Dio ci conosce a fondo e ci vuol bene, perciò i suoi “no” sono solamente per il nostro vero bene. Aver fiducia nel Signore allora vuol dire fidarci e leggere gli eventi in positivo a qualunque costo e in qualunque situazione. Già a Roma avevano coniato una sentenza a questo proposito, sentenza che io ho fatto scrivere in un mosaico all’entrata del “don Vecchi”: “In spem contra spem”. Bisognerà che me la legga di frequente per non lasciarmi prendere talvolta dall’angoscia o dalla paura dell’ignoto.

Dovremmo convertirci tutti quanti alla Parola del Vangelo

“Oh Italia, si bella e perduta!”. Pensavo che si fosse giunti al fondo, invece il mondo politico ed amministrativo che lo rappresenta, pare che sia inesorabilmente risucchiato da un gorgo buio ed infinito!

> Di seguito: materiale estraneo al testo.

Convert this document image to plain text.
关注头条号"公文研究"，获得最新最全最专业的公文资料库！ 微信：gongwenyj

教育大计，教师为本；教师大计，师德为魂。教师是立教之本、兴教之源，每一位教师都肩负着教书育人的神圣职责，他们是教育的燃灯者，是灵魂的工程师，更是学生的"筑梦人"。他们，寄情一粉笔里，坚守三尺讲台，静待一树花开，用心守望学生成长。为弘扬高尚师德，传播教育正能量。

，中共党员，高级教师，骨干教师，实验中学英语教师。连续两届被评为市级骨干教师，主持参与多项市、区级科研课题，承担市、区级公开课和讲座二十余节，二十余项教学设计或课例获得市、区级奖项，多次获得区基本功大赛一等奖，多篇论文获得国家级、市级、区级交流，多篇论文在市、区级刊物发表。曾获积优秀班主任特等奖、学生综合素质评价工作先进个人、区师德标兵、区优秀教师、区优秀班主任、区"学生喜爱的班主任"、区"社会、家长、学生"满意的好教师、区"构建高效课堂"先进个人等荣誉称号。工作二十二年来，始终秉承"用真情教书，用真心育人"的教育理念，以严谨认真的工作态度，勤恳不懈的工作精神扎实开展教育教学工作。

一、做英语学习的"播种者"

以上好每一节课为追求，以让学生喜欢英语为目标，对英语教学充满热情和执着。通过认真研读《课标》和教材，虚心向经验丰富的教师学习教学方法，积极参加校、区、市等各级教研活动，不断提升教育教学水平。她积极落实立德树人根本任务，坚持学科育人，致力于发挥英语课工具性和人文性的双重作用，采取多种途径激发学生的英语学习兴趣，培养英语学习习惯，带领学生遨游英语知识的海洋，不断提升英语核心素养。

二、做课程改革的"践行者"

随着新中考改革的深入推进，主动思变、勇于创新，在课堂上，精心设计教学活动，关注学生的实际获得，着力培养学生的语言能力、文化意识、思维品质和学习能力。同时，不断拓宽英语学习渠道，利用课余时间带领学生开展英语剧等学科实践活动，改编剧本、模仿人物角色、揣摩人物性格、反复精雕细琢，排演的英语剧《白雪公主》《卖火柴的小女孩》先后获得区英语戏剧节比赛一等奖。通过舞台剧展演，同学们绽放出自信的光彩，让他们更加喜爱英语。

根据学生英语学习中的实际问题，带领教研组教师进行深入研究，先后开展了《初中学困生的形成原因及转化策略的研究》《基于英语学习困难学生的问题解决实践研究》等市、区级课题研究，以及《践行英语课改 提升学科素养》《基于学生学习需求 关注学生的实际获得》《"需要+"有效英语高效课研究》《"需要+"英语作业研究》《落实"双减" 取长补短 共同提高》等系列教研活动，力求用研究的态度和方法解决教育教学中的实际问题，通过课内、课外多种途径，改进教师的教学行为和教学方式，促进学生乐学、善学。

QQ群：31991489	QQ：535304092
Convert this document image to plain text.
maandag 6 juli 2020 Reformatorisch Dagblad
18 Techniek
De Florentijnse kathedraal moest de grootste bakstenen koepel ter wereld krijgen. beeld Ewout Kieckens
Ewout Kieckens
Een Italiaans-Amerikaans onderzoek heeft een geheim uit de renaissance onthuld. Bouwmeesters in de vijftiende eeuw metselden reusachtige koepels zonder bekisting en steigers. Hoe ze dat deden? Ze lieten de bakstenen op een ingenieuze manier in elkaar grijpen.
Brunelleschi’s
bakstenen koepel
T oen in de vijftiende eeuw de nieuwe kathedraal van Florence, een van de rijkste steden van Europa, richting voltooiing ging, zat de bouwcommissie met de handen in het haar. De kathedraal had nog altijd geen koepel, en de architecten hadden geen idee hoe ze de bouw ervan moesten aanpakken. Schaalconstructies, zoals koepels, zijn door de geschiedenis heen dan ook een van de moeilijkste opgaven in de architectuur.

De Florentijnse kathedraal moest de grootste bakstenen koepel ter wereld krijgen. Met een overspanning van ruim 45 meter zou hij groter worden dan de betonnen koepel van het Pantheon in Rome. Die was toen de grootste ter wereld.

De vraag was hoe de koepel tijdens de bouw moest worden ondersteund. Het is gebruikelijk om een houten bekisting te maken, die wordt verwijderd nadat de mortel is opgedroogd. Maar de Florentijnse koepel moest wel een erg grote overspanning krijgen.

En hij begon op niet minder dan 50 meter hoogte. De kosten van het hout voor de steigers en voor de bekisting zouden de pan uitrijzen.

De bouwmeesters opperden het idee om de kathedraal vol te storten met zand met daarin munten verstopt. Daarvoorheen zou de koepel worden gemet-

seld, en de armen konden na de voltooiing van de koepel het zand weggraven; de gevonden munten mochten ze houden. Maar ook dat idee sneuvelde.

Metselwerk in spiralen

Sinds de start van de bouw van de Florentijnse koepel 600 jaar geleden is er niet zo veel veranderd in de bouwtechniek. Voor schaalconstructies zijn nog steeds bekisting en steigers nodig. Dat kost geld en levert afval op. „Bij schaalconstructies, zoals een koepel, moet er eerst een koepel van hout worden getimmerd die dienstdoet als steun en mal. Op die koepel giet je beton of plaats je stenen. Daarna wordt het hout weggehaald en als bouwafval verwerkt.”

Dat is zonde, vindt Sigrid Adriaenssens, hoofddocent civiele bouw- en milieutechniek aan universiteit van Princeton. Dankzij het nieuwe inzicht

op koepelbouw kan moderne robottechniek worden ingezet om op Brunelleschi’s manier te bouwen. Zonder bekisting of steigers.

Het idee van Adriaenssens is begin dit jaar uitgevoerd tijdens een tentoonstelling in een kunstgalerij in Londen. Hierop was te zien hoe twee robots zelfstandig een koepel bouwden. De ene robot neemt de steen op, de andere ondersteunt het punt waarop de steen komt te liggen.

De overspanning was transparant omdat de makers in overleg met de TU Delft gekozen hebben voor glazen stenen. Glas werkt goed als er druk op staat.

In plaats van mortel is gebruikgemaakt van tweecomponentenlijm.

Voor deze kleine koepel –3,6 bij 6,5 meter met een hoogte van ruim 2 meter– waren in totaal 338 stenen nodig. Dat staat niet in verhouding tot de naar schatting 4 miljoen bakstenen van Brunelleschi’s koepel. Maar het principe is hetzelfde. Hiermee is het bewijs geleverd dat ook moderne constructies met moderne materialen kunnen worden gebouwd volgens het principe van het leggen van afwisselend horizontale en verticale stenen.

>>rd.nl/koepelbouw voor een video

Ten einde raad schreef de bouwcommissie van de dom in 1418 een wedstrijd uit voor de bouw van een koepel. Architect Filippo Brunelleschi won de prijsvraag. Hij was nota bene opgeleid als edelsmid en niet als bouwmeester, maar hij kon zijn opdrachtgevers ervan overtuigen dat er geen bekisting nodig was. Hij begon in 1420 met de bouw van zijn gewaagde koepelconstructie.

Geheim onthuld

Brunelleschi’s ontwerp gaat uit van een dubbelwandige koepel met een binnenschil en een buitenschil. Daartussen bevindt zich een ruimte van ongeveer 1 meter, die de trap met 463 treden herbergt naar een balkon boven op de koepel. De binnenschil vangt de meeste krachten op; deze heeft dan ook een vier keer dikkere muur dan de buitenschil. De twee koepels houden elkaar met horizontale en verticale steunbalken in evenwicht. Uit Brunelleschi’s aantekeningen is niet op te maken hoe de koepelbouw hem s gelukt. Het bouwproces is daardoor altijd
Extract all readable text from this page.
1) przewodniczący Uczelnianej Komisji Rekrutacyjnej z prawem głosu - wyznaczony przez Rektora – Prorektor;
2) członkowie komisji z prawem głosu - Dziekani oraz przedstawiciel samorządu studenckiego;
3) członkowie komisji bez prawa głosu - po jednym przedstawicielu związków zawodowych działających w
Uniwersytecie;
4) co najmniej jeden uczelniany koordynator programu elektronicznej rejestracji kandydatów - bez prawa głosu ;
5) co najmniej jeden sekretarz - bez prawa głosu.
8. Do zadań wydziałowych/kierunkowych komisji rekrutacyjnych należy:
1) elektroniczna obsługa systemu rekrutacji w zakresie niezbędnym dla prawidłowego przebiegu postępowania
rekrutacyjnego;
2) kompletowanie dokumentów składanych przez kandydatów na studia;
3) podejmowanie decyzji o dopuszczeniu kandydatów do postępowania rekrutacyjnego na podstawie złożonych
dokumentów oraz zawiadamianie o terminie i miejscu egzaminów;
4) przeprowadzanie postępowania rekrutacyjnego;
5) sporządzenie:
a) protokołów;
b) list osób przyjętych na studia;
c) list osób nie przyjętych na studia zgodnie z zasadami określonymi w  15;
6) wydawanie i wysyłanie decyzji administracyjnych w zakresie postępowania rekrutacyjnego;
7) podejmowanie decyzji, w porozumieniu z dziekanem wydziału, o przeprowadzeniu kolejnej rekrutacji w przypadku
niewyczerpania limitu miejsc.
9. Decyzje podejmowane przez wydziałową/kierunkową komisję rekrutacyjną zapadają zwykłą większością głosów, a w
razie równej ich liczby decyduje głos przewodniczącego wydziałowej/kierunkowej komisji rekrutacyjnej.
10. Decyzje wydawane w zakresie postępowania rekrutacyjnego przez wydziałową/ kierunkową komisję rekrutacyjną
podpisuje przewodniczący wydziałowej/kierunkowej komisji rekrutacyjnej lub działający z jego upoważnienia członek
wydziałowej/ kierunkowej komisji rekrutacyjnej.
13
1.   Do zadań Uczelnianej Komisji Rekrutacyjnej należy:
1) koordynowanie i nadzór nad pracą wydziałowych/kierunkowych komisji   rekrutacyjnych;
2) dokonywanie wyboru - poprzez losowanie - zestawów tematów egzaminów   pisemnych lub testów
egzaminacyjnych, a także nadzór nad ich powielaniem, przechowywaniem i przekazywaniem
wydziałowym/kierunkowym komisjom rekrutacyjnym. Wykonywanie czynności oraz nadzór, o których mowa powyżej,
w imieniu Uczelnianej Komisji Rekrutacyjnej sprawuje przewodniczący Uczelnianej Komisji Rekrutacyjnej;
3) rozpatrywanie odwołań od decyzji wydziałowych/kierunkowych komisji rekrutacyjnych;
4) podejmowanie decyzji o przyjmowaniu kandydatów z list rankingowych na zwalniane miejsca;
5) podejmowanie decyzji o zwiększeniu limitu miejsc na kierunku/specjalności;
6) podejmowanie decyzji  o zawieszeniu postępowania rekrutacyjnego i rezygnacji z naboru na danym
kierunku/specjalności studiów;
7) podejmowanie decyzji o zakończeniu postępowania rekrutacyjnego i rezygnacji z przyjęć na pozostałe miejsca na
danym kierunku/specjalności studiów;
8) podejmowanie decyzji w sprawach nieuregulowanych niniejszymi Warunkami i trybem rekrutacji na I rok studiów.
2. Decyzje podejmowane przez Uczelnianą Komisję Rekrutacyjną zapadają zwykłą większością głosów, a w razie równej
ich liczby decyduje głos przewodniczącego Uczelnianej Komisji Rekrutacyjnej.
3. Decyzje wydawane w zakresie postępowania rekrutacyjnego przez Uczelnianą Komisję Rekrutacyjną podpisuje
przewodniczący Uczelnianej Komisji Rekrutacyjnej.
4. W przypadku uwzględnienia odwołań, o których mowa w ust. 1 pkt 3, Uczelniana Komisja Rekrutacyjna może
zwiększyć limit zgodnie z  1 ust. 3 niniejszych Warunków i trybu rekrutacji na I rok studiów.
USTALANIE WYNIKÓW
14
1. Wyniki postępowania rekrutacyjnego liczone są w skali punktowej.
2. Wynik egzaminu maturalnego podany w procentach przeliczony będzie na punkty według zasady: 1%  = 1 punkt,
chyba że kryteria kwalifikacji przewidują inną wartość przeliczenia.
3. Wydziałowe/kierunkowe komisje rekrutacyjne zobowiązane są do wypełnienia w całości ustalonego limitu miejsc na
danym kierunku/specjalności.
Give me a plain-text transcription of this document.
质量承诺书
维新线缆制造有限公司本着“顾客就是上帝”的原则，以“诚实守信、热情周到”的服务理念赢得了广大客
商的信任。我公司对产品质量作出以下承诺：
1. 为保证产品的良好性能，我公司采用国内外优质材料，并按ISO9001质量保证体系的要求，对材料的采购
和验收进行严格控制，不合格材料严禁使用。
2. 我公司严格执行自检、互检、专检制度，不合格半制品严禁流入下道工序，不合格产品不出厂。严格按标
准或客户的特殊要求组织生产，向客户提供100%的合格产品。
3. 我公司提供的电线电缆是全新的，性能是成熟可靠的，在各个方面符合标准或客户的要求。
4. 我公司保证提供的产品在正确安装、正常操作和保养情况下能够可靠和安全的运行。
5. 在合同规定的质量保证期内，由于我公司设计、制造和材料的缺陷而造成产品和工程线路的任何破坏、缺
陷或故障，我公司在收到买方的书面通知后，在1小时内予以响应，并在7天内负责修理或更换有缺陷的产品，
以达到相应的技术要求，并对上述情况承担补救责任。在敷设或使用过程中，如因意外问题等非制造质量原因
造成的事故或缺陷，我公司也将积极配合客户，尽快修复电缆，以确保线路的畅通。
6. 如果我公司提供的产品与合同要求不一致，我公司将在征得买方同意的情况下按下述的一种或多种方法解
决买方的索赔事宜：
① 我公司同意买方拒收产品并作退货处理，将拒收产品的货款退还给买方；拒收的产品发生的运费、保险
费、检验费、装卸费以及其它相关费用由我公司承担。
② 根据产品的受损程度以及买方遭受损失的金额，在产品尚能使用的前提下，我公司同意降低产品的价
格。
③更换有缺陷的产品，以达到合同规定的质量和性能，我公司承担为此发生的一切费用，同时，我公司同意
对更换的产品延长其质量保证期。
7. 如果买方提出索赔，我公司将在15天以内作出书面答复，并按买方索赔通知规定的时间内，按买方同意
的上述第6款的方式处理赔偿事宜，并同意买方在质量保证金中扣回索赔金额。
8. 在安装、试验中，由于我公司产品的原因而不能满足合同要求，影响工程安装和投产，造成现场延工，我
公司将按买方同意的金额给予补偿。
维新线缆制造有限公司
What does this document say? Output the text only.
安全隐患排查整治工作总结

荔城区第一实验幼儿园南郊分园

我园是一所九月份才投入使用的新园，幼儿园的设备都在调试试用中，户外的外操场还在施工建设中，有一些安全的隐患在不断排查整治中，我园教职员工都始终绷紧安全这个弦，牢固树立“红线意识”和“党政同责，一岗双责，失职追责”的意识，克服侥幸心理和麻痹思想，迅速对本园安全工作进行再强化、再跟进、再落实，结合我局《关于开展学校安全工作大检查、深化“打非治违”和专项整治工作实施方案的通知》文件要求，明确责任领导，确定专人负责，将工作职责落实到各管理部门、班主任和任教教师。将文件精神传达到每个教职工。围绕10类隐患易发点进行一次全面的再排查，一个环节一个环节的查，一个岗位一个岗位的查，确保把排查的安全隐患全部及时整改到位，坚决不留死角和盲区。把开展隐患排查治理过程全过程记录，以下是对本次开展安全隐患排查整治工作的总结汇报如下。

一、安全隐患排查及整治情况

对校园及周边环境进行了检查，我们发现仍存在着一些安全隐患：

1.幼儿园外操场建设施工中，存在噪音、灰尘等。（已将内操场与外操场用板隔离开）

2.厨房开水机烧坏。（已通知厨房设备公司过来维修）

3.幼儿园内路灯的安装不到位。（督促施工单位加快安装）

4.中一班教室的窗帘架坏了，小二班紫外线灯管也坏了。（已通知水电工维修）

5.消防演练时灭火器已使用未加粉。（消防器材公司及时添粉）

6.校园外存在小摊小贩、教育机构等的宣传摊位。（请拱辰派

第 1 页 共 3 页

So che farei meglio a parlare delle margherite che, pur timide e rare, cominciano a sorridere umili e pudiche nei prati, o degli uccelli che, incuranti della crisi, del tempo balordo e delle vicende sociali del nostro Paese, continuano beatamente a danzare in cielo.

Nel parco del “don Vecchi” c’è ormai una mezza “colonia” di merli che, eleganti nella loro redingote nera, passeggiano da mane a sera, liberi e felici. Io potrei fare come loro e come parecchi dei miei colleghi, mentre purtroppo, o per fortuna, il mio carattere e la mia sensibilità, umana e sociale, si cercano guai a buon mercato; però non riesco a non dire la mia. Sono fatto così e perciò non riesco a comportarmi diversamente.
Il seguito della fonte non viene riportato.